Choose hospitals with pediatric or adult congenital cardiology, congenital cardiac surgery, pediatric anesthesia, and ICU support as needed.

Adult cardiac programs alone may not be enough.

Device closure experience

For ASD device closure, the team should explain defect size, rim adequacy, device model, and backup plan.

Rim assessment is critical.

Pediatric ICU strength

Children, especially infants or low-weight patients, need pediatric ICU and nursing teams comfortable with congenital heart care.

This affects recovery safety.

Family communication

The hospital should provide clear instructions on consent, attendant stay, discharge medicines, and follow-up echo.

Parents need practical clarity.

Doctor selection

How to compare doctors

Congenital cardiologist review

Ask whether a congenital cardiologist has interpreted the echo and confirmed device or surgical suitability.

General echo summaries can miss key anatomy.

Congenital surgeon access

When surgery is possible or likely, the surgeon should discuss patch repair, ICU stay, scar, risks, and recovery for the specific age group.

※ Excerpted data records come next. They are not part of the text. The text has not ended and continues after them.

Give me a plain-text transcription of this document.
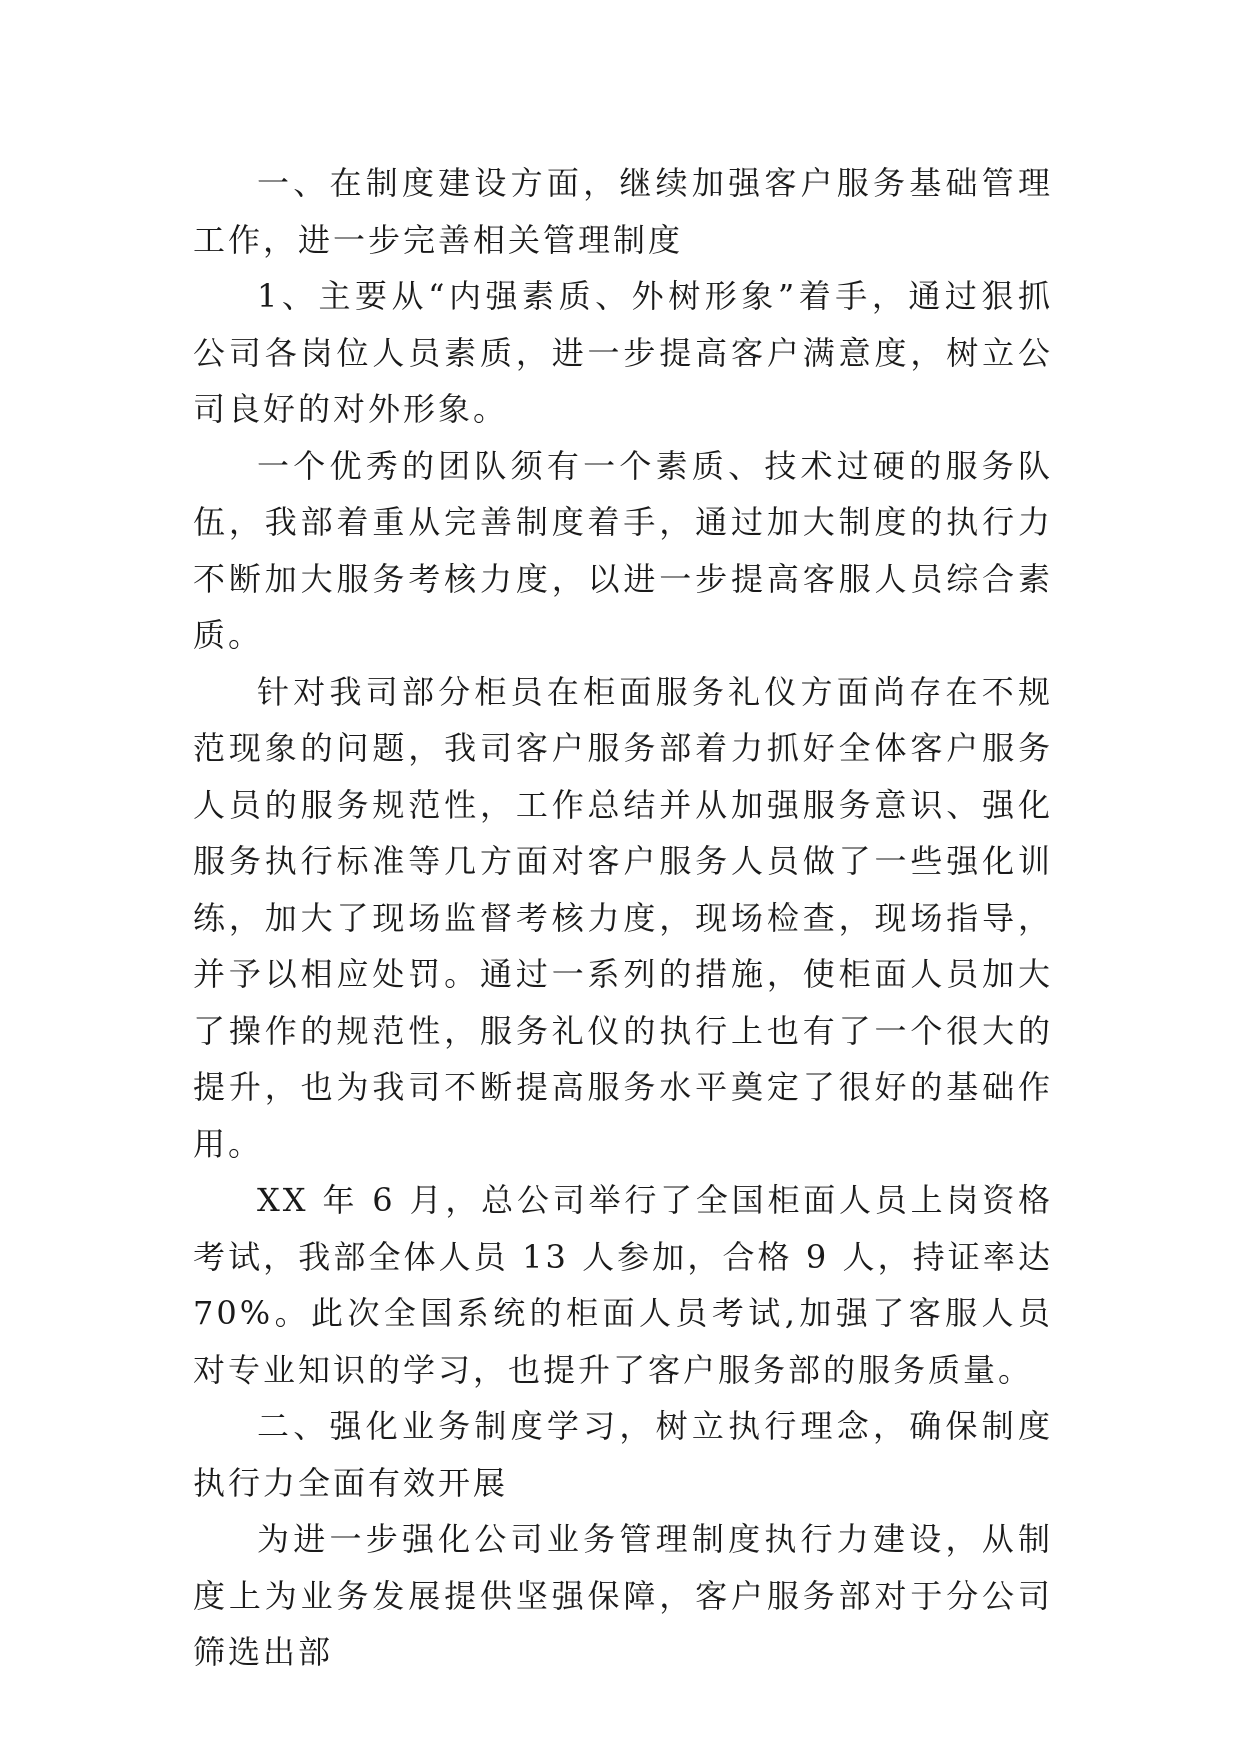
一、在制度建设方面，继续加强客户服务基础管理工作，进一步完善相关管理制度

1、主要从“内强素质、外树形象”着手，通过狠抓公司各岗位人员素质，进一步提高客户满意度，树立公司良好的对外形象。

一个优秀的团队须有一个素质、技术过硬的服务队伍，我部着重从完善制度着手，通过加大制度的执行力不断加大服务考核力度，以进一步提高客服人员综合素质。

针对我司部分柜员在柜面服务礼仪方面尚存在不规范现象的问题，我司客户服务部着力抓好全体客户服务人员的服务规范性，工作总结并从加强服务意识、强化服务执行标准等几方面对客户服务人员做了一些强化训练，加大了现场监督考核力度，现场检查，现场指导，并予以相应处罚。通过一系列的措施，使柜面人员加大了操作的规范性，服务礼仪的执行上也有了一个很大的提升，也为我司不断提高服务水平奠定了很好的基础作用。

XX 年 6 月，总公司举行了全国柜面人员上岗资格考试，我部全体人员 13 人参加，合格 9 人，持证率达 70%。此次全国系统的柜面人员考试,加强了客服人员对专业知识的学习，也提升了客户服务部的服务质量。

二、强化业务制度学习，树立执行理念，确保制度执行力全面有效开展

为进一步强化公司业务管理制度执行力建设，从制度上为业务发展提供坚强保障，客户服务部对于分公司筛选出部
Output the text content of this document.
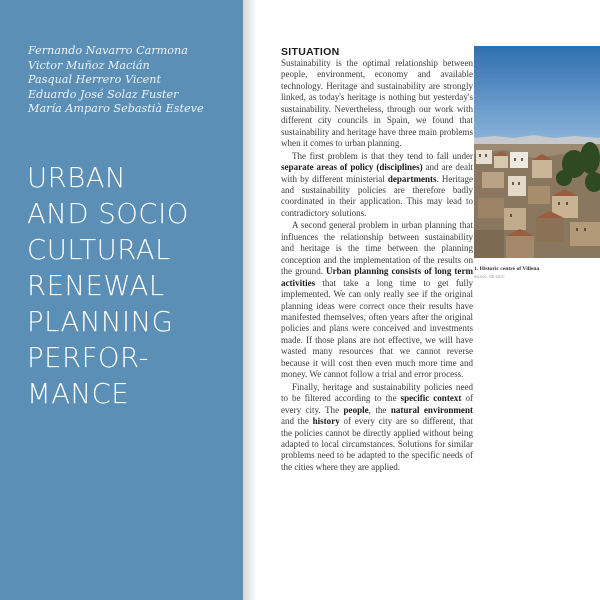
Fernando Navarro Carmona
Victor Muñoz Macián
Pasqual Herrero Vicent
Eduardo José Solaz Fuster
María Amparo Sebastià Esteve
URBAN
AND SOCIO
CULTURAL
RENEWAL
PLANNING
PERFOR-
MANCE
SITUATION

Sustainability is the optimal relationship between people, environment, economy and available technology. Heritage and sustainability are strongly linked, as today's heritage is nothing but yesterday's sustainability. Nevertheless, through our work with different city councils in Spain, we found that sustainability and heritage have three main problems when it comes to urban planning.

The first problem is that they tend to fall under separate areas of policy (disciplines) and are dealt with by different ministerial departments. Heritage and sustainability policies are therefore badly coordinated in their application. This may lead to contradictory solutions.

A second general problem in urban planning that influences the relationship between sustainability and heritage is the time between the planning conception and the implementation of the results on the ground. Urban planning consists of long term activities that take a long time to get fully implemented. We can only really see if the original planning ideas were correct once their results have manifested themselves, often years after the original policies and plans were conceived and investments made. If those plans are not effective, we will have wasted many resources that we cannot reverse because it will cost then even much more time and money. We cannot follow a trial and error process.

Finally, heritage and sustainability policies need to be filtered according to the specific context of every city. The people, the natural environment and the history of every city are so different, that the policies cannot be directly applied without being adapted to local circumstances. Solutions for similar problems need to be adapted to the specific needs of the cities where they are applied.

1. Historic centre of Villena
source: AE-UCC
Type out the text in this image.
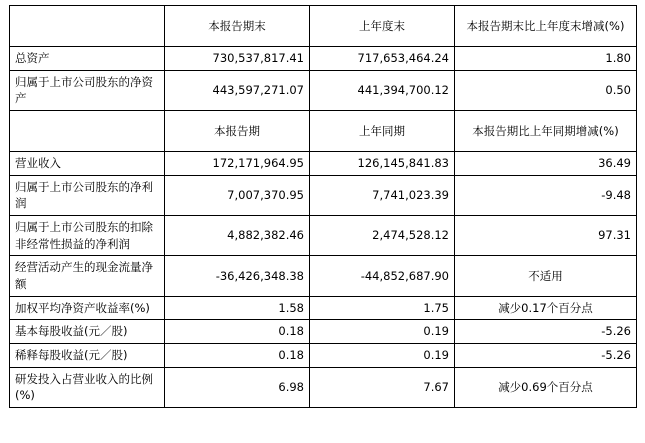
	本报告期末	上年度末	本报告期末比上年度末增减(%)
总资产	730,537,817.41	717,653,464.24	1.80
归属于上市公司股东的净资产	443,597,271.07	441,394,700.12	0.50
	本报告期	上年同期	本报告期比上年同期增减(%)
营业收入	172,171,964.95	126,145,841.83	36.49
归属于上市公司股东的净利润	7,007,370.95	7,741,023.39	-9.48
归属于上市公司股东的扣除非经常性损益的净利润	4,882,382.46	2,474,528.12	97.31
经营活动产生的现金流量净额	-36,426,348.38	-44,852,687.90	不适用
加权平均净资产收益率(%)	1.58	1.75	减少0.17个百分点
基本每股收益(元／股)	0.18	0.19	-5.26
稀释每股收益(元／股)	0.18	0.19	-5.26
研发投入占营业收入的比例(%)	6.98	7.67	减少0.69个百分点
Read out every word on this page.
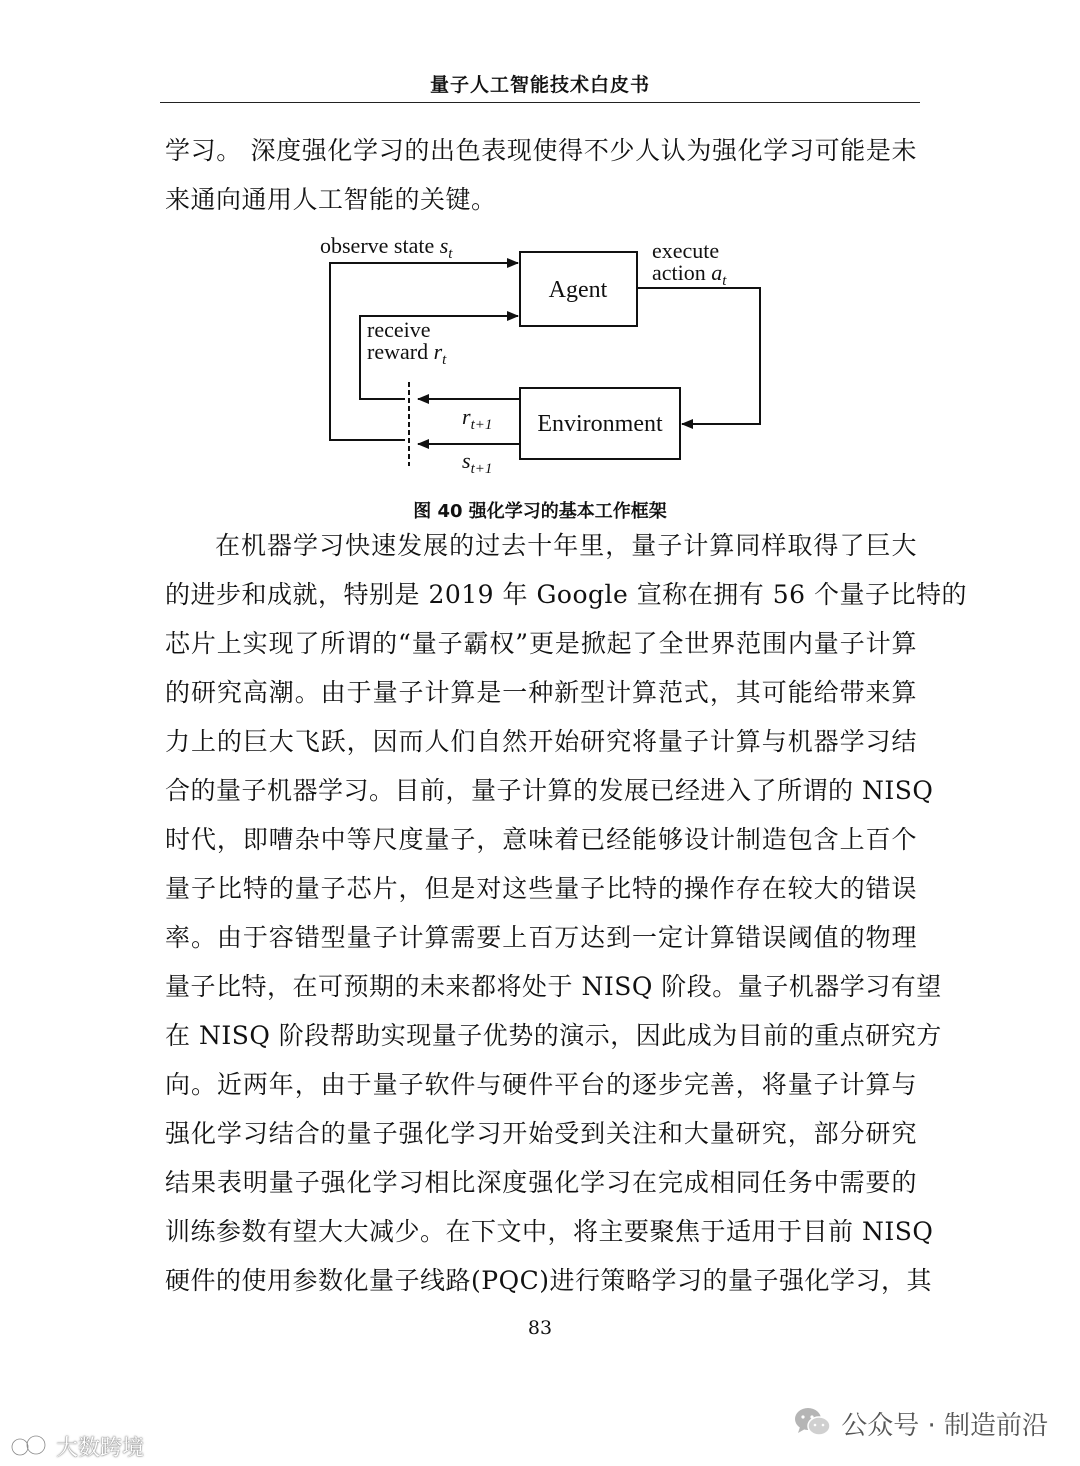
量子人工智能技术白皮书
学习。 深度强化学习的出色表现使得不少人认为强化学习可能是未
来通向通用人工智能的关键。
Agent
Environment
observe state $s_t$	execute
action $a_t$
receive
reward $r_t$
$r_{t+1}$
$s_{t+1}$
图 40 强化学习的基本工作框架
在机器学习快速发展的过去十年里，量子计算同样取得了巨大
的进步和成就，特别是 2019 年 Google 宣称在拥有 56 个量子比特的
芯片上实现了所谓的“量子霸权”更是掀起了全世界范围内量子计算
的研究高潮。由于量子计算是一种新型计算范式，其可能给带来算
力上的巨大飞跃，因而人们自然开始研究将量子计算与机器学习结
合的量子机器学习。目前，量子计算的发展已经进入了所谓的 NISQ
时代，即嘈杂中等尺度量子，意味着已经能够设计制造包含上百个
量子比特的量子芯片，但是对这些量子比特的操作存在较大的错误
率。由于容错型量子计算需要上百万达到一定计算错误阈值的物理
量子比特，在可预期的未来都将处于 NISQ 阶段。量子机器学习有望
在 NISQ 阶段帮助实现量子优势的演示，因此成为目前的重点研究方
向。近两年，由于量子软件与硬件平台的逐步完善，将量子计算与
强化学习结合的量子强化学习开始受到关注和大量研究，部分研究
结果表明量子强化学习相比深度强化学习在完成相同任务中需要的
训练参数有望大大减少。在下文中，将主要聚焦于适用于目前 NISQ
硬件的使用参数化量子线路(PQC)进行策略学习的量子强化学习，其
83
公众号 · 制造前沿
大数跨境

Experience with children matters.

Pulmonary hypertension judgement

Doctors should explain whether lung pressure is safe for closure or if more testing is required.

This can change the plan completely.

Follow-up handover

Families need a written procedure note, echo schedule, activity instructions, and local cardiology follow-up plan.

Long-term monitoring may be needed.

Questions

Common questions

Can ASD be closed without open surgery?

Some secundum ASDs can be closed using a catheter device if the defect size and surrounding rims are suitable. Other ASD types usually need surgery.

Can VSD be closed by device?

Selected VSDs may be considered for device closure, but many significant VSDs, especially certain anatomical types, are treated surgically. Congenital cardiology review is necessary.

What is the cost of ASD or VSD closure in India?

A broad planning range is about $3,500-$9,500+, depending on device or surgery, age, ICU need, hospital city, additional tests, and complexity.

Is ASD or VSD closure urgent?

Urgency depends on symptoms, defect size, chamber enlargement, pulmonary pressure, growth, infections, and valve effects. Some small defects are observed, while significant defects should not be ignored.

Which Indian city is better for a child with congenital heart disease?

Major metros such as Delhi NCR, Chennai, Mumbai, Bangalore, Hyderabad, and Gurgaon offer deeper congenital programs. Selected Tier 2 cities can suit stable cases if pediatric backup is strong.

What reports should parents upload?

Upload echo images and report, pediatric cardiology notes, ECG, chest X-ray, growth history, medicines, prior admissions, oxygen readings, and any CT, MRI, TEE, or catheterization reports.

Can adults have ASD closure in India?

Yes. Adults with suitable ASD anatomy can be evaluated, but doctors must review pulmonary pressure, rhythm problems, chamber enlargement, and long-standing heart changes.

Can Virello help with child travel planning?

Yes. Virello can help organize report review, hospital comparison, guardian documentation, accommodation, visa letters, and follow-up scheduling for families.